Com o período de isolamento
social na Itália estendido até o início do mês de maio, não se sabe quando a
mostra voltará a receber visitantes.
Com isso, Rafael volta a
ocupar um lugar um tanto obscuro no imaginário popular. Afinal, enquanto
Leonardo da Vinci bate recordes em leilões, e vende best-sellers, ele é
relegado a um vago terceiro posto do Renascimento, depois ainda de
Michelangelo.
Nem sempre foi assim. Em
vida, e por ao menos três séculos depois, Rafael foi considerado ‘o pintor por
excelência, o mestre a ser seguido’, afirma Jorge Coli, professor de história
da arte da Universidade Estadual de Campinas.
Leonardo da Vinci, 1452-1519 |
Ele conta que, enquanto
Michelangelo era considerado perigoso para os iniciantes, que poderiam ser
esmagados pela sua força enquanto modelo, Da Vinci era visto como sedutor, mas
misterioso, Rafael ‘propunha as próprias chaves da beleza’. ‘Quem o seguisse
não seguia um indivíduo, mas um universal’, diz Coli.
‘Da Vinci e Michelangelo eram
admirados, mas Rafael era imitado’, resume Louis A. Waldman, professor da
Universidade de Austin, no Texas, especializado em Renascimento italiano.

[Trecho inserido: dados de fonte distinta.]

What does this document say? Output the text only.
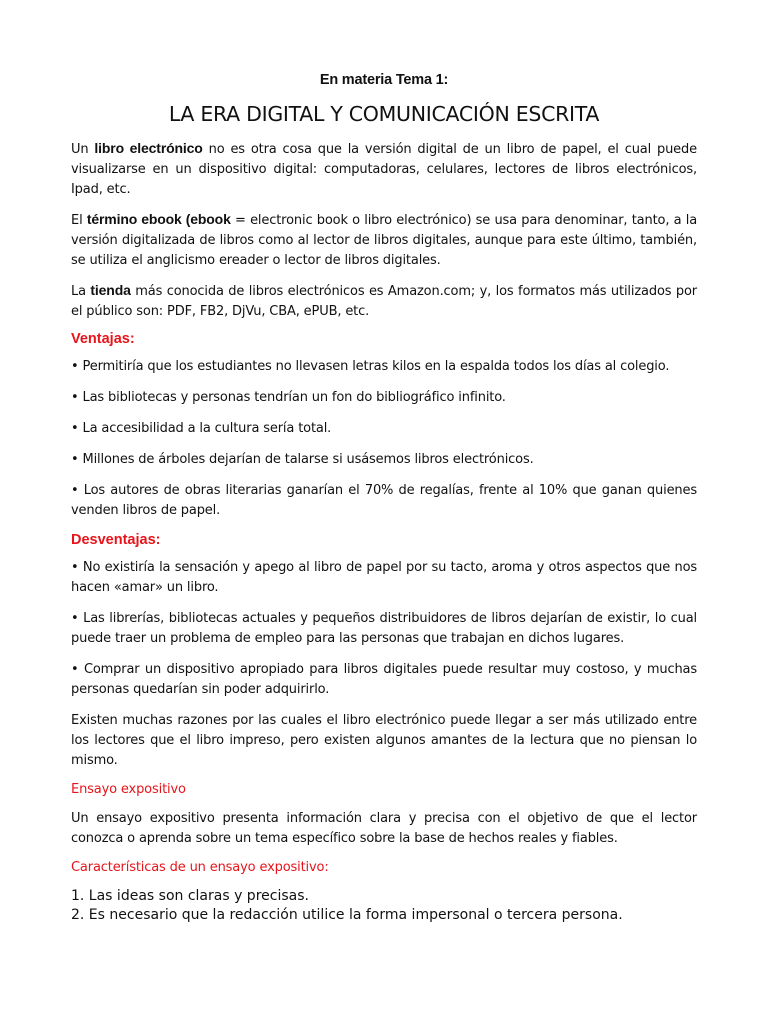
En materia Tema 1:
LA ERA DIGITAL Y COMUNICACIÓN ESCRITA

Un libro electrónico no es otra cosa que la versión digital de un libro de papel, el cual puede visualizarse en un dispositivo digital: computadoras, celulares, lectores de libros electrónicos, Ipad, etc.

El término ebook (ebook = electronic book o libro electrónico) se usa para denominar, tanto, a la versión digitalizada de libros como al lector de libros digitales, aunque para este último, también, se utiliza el anglicismo ereader o lector de libros digitales.

La tienda más conocida de libros electrónicos es Amazon.com; y, los formatos más utilizados por el público son: PDF, FB2, DjVu, CBA, ePUB, etc.

Ventajas:

• Permitiría que los estudiantes no llevasen letras kilos en la espalda todos los días al colegio.

• Las bibliotecas y personas tendrían un fon do bibliográfico infinito.

• La accesibilidad a la cultura sería total.

• Millones de árboles dejarían de talarse si usásemos libros electrónicos.

• Los autores de obras literarias ganarían el 70% de regalías, frente al 10% que ganan quienes venden libros de papel.

Desventajas:

• No existiría la sensación y apego al libro de papel por su tacto, aroma y otros aspectos que nos hacen «amar» un libro.

• Las librerías, bibliotecas actuales y pequeños distribuidores de libros dejarían de existir, lo cual puede traer un problema de empleo para las personas que trabajan en dichos lugares.

• Comprar un dispositivo apropiado para libros digitales puede resultar muy costoso, y muchas personas quedarían sin poder adquirirlo.

Existen muchas razones por las cuales el libro electrónico puede llegar a ser más utilizado entre los lectores que el libro impreso, pero existen algunos amantes de la lectura que no piensan lo mismo.

Ensayo expositivo

Un ensayo expositivo presenta información clara y precisa con el objetivo de que el lector conozca o aprenda sobre un tema específico sobre la base de hechos reales y fiables.

Características de un ensayo expositivo:
1. Las ideas son claras y precisas.
2. Es necesario que la redacción utilice la forma impersonal o tercera persona.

La Fornarina’, 1518-1519, do pintor renascentista Rafael |
‘
Ele descreve as pinturas do
artista como naturalistas, tecnicamente perfeitas. Ao contrário da geração
anterior a ele, porém, Rafael buscava realçar a beleza do mundo ao seu redor, e
ajudou a forjar o conceito de uma arte como criação de um mundo ideal que teria
repercussões pelos dois séculos seguintes.
Não é só a força dessa ideia
que explica a influência de Rafael naqueles anos. Luiz Marques, também
professor da Unicamp, conta que duas condições materiais contribuíram para
isso. A primeira foi a ideia de Rafael de desenhar matrizes para gravuras, o
que permitiu que seu estilo viajasse pela Europa por meio da imprensa.
A segunda foi o fato de que o
artista foi um dos primeiros da Itália a dirigir um ateliê moderno, onde os
trabalhos eram realizados ao lado de exércitos de aprendizes. Enquanto
Michelangelo, aos 33 anos, iniciava, sozinho, a pintura do teto da Capela
Sistina, por exemplo, o jovem de 25 anos estava ali perto, no Vaticano, pintando afrescos
nos aposentos papais com muitos auxiliares.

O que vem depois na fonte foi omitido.